En juin 2020, ses parents dénoncent « l’inertie » de l’Éducation nationale après une déscolarisation de quatre mois. Ils ont ajouté que tous les établissements du secteur public de la région affirmaient ne pas être en mesure d’assurer la sécurité de l’adolescente.
Dans son intervention ce jeudi 3 juin, Maître Richard Malka est revenu sur sa situation actuelle : « Elle, elle reste confinée aujourd’hui et pour plusieurs années. Elle, elle ne peut pas aller en terrasse. C’est la première fois dans l’histoire de ce pays qu’une jeune femme de cet âge-là fait l’objet d’une protection policière 24 heures sur 24. »
Une nouvelle vidéo critique envers l’islam
Le 14 novembre 2020, l’adolescente repartage sur le réseau TikTok une vidéo où elle s’en prend à ses harceleurs en y déclarant notamment : « Et dernière chose, surveillez votre pote Allah, s’il vous plaît. Parce que mes doigts dans son trou du c** je ne les ai toujours pas sortis. »
Une nouvelle vague de menaces se déferle alors sur l’adolescente : « qu’elle crève », « tu mérites de te faire égorger » ou « je vais te faire une Samuel Paty ». Elle est exclue de son nouveau lycée militaire après avoir par mégarde cité le nom de l’internat où elle vivait. La classe politique reprend l’affaire en mains et de nouvelles charges sont retenues contre les auteurs des menaces.
Des premières retombées judiciaires
Le parquet de Vienne (Isère) avait ouvert mi-novembre une enquête pour « menaces de mort par écrit et harcèlement électronique », après la publication de cette nouvelle vidéo. Le parquet s’était dessaisi de l’affaire, début décembre, au profit du pôle national de lutte contre la haine en ligne du tribunal judiciaire de Paris.
Le 9 février 2021, cinq personnes, âgées de 18 à 30 ans, dispersées sur le territoire français, sont placées en garde à vue pour cyberharcèlement et menaces de mort. Dans les semaines suivantes, d’autres auteurs de menaces s’ajoutent à ce groupe. Les prévenus sont tous renvoyés devant le tribunal correctionnel et comparaissent ce jeudi 3 juin. Auparavant, deux personnes avaient déjà été condamnées à des peines de prison pour avoir menacé de mort la jeune fille.
Le procès de « la terreur numérique »
Ce jeudi 3 juin, 13 prévenus comparaissent devant le tribunal correctionnel de Paris pour avoir harcelé en ligne l’adolescente. Ils assurent n’avoir « rien fait », juste « envoyé un message » sur les réseaux sociaux. Les prévenus sont dix hommes et trois femmes, musulmans, chrétiens ou athées, de toute la France avec un casier judiciaire vierge pour la plupart.

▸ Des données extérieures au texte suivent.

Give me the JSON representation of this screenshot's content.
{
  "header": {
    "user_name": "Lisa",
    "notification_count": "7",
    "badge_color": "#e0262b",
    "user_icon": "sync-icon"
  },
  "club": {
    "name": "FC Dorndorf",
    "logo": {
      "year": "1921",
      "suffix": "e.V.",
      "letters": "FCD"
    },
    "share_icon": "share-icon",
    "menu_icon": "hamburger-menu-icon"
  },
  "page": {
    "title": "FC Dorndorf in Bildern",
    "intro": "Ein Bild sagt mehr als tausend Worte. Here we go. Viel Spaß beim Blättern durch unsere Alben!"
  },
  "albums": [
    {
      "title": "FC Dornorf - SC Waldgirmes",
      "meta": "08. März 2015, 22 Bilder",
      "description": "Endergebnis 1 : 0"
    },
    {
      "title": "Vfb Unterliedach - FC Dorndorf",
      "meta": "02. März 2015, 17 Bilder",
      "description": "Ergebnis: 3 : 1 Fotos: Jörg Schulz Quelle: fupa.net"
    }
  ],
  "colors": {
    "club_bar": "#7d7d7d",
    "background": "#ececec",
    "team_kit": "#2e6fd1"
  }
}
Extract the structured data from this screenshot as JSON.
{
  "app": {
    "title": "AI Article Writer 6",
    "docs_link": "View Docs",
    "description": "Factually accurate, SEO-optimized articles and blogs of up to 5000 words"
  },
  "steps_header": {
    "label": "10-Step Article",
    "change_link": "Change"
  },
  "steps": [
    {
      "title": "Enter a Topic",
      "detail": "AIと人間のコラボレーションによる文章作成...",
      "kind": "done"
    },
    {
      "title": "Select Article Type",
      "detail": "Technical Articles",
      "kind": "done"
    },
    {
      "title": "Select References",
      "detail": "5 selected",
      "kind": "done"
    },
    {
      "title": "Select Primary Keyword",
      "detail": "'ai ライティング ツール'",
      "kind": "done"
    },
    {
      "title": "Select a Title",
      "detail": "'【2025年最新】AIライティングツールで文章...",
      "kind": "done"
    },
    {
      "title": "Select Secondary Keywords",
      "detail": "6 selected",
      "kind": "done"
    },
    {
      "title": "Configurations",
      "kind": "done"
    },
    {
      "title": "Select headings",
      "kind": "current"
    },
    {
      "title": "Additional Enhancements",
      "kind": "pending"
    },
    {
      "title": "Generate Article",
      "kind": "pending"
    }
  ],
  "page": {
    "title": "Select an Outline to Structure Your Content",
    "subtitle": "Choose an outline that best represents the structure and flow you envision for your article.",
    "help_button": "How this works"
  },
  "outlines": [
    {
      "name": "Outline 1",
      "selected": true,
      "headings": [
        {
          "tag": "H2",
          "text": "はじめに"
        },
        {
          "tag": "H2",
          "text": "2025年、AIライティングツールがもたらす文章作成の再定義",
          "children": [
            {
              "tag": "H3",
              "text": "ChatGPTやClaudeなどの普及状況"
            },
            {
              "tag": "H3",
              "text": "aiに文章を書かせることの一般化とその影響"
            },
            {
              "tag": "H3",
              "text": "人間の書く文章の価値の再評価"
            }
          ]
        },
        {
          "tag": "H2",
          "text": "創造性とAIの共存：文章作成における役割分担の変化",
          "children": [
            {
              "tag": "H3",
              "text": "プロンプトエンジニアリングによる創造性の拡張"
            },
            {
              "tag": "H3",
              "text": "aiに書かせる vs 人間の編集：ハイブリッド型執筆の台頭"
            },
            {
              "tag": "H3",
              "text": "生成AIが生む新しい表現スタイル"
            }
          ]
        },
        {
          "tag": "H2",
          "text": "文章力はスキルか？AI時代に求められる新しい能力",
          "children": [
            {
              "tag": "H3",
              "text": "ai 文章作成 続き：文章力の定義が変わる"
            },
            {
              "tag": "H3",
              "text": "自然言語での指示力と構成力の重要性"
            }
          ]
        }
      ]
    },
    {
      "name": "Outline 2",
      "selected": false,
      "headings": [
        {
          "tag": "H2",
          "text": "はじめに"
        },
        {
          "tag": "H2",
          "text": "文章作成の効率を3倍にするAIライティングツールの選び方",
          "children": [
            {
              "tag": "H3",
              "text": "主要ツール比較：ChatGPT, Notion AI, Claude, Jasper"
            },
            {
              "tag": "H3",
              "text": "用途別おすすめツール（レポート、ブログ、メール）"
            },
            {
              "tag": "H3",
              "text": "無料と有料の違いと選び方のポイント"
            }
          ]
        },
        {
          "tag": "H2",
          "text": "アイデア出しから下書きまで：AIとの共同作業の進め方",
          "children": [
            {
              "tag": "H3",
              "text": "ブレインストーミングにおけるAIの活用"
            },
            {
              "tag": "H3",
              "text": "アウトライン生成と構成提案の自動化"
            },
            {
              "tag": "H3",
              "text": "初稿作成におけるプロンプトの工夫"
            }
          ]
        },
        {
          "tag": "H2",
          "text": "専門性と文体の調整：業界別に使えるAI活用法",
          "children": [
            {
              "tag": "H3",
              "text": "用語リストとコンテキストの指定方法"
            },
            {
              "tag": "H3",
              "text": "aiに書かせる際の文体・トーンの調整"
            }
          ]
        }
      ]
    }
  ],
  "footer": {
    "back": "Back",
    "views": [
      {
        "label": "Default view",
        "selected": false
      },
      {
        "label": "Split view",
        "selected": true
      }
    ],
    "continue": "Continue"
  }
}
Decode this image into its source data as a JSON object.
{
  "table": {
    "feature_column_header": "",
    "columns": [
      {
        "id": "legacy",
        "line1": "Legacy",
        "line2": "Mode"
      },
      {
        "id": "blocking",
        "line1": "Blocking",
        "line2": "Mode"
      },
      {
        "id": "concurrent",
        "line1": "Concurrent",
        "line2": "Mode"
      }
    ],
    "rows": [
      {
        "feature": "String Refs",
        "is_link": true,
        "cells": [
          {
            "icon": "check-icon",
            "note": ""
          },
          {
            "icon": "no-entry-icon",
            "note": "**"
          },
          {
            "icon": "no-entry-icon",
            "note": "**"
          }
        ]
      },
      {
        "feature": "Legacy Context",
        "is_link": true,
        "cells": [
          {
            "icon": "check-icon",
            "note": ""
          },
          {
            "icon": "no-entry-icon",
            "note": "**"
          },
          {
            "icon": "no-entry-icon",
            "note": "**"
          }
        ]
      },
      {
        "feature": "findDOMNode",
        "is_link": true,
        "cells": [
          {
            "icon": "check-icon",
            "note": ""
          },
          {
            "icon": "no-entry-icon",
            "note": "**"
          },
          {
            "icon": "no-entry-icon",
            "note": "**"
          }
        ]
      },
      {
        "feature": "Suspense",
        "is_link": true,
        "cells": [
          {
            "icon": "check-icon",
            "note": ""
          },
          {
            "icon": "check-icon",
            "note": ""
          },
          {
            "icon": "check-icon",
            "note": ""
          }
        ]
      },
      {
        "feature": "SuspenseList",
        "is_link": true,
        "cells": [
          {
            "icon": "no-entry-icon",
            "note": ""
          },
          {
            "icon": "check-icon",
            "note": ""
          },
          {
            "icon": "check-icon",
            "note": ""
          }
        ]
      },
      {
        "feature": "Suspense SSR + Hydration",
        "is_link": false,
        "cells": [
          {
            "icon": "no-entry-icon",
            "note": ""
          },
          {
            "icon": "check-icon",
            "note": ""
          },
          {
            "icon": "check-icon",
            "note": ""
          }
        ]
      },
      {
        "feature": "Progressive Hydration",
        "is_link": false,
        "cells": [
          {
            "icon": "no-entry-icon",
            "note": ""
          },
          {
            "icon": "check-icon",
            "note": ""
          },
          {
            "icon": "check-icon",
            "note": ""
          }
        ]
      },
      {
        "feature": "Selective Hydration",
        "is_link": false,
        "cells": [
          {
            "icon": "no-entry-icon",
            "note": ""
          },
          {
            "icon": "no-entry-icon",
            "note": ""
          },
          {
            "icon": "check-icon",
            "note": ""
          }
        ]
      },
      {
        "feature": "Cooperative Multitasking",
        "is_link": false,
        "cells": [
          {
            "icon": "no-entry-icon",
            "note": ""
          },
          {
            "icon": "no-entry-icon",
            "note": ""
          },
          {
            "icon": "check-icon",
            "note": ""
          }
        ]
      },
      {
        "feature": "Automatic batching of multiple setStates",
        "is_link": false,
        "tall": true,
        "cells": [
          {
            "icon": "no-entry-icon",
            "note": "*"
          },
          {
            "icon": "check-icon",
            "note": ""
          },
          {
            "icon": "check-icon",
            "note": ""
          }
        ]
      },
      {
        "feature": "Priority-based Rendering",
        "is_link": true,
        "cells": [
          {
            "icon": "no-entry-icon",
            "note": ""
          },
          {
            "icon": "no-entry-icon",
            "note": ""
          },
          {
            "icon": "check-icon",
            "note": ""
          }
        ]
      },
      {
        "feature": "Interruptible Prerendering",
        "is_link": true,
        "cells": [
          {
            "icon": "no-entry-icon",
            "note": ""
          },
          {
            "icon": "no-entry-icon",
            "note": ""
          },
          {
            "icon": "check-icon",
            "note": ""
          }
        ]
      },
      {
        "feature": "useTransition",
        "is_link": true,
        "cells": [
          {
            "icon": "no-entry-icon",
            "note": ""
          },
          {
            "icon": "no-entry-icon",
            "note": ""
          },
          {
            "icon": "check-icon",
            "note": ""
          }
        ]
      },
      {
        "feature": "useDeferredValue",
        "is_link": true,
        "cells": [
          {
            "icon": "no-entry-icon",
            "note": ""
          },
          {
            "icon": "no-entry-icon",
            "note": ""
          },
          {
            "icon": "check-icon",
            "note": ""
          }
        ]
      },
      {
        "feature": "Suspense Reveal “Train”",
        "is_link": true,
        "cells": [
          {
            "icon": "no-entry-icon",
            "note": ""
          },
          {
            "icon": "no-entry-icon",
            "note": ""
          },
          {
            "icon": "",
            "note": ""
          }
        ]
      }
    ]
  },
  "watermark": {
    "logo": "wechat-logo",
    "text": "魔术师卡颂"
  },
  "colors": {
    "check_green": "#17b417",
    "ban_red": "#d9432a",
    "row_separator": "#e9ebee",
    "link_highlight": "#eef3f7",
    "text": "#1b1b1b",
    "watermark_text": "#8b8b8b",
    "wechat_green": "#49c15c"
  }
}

« Ce procès est celui de la terreur numérique qui déchaîne des meutes sexistes, homophobes, intolérantes contre une adolescente », avait estimé auprès de l’AFP Richard Malka. L’avocat assure que « Mila n’a fait qu’exercer son droit à la critique de la religion. Elle n’a jamais tenu de propos racistes, juste utilisé un vocabulaire un peu vulgaire d’adolescente ».
Les treize jeunes hommes et femmes jugés jeudi sont renvoyés en majorité pour un seul message parmi les milliers d’insultes et menaces reçues par Mila. « Sur plusieurs milliers de tweets, on a identifié quelques-uns (des auteurs) et ce sont ceux-là qui sont poursuivis (…) On fait assumer à celui qui a fait un tweet la totalité des menaces des autres. », regrette Maître Gérard Chemla, un avocat d’un des prévenus.
Les prévenus encourent deux ans d’emprisonnement et 30 000 euros d’amende pour le harcèlement en ligne, trois ans d’emprisonnement et 45 000 euros d’amende pour les menaces de mort.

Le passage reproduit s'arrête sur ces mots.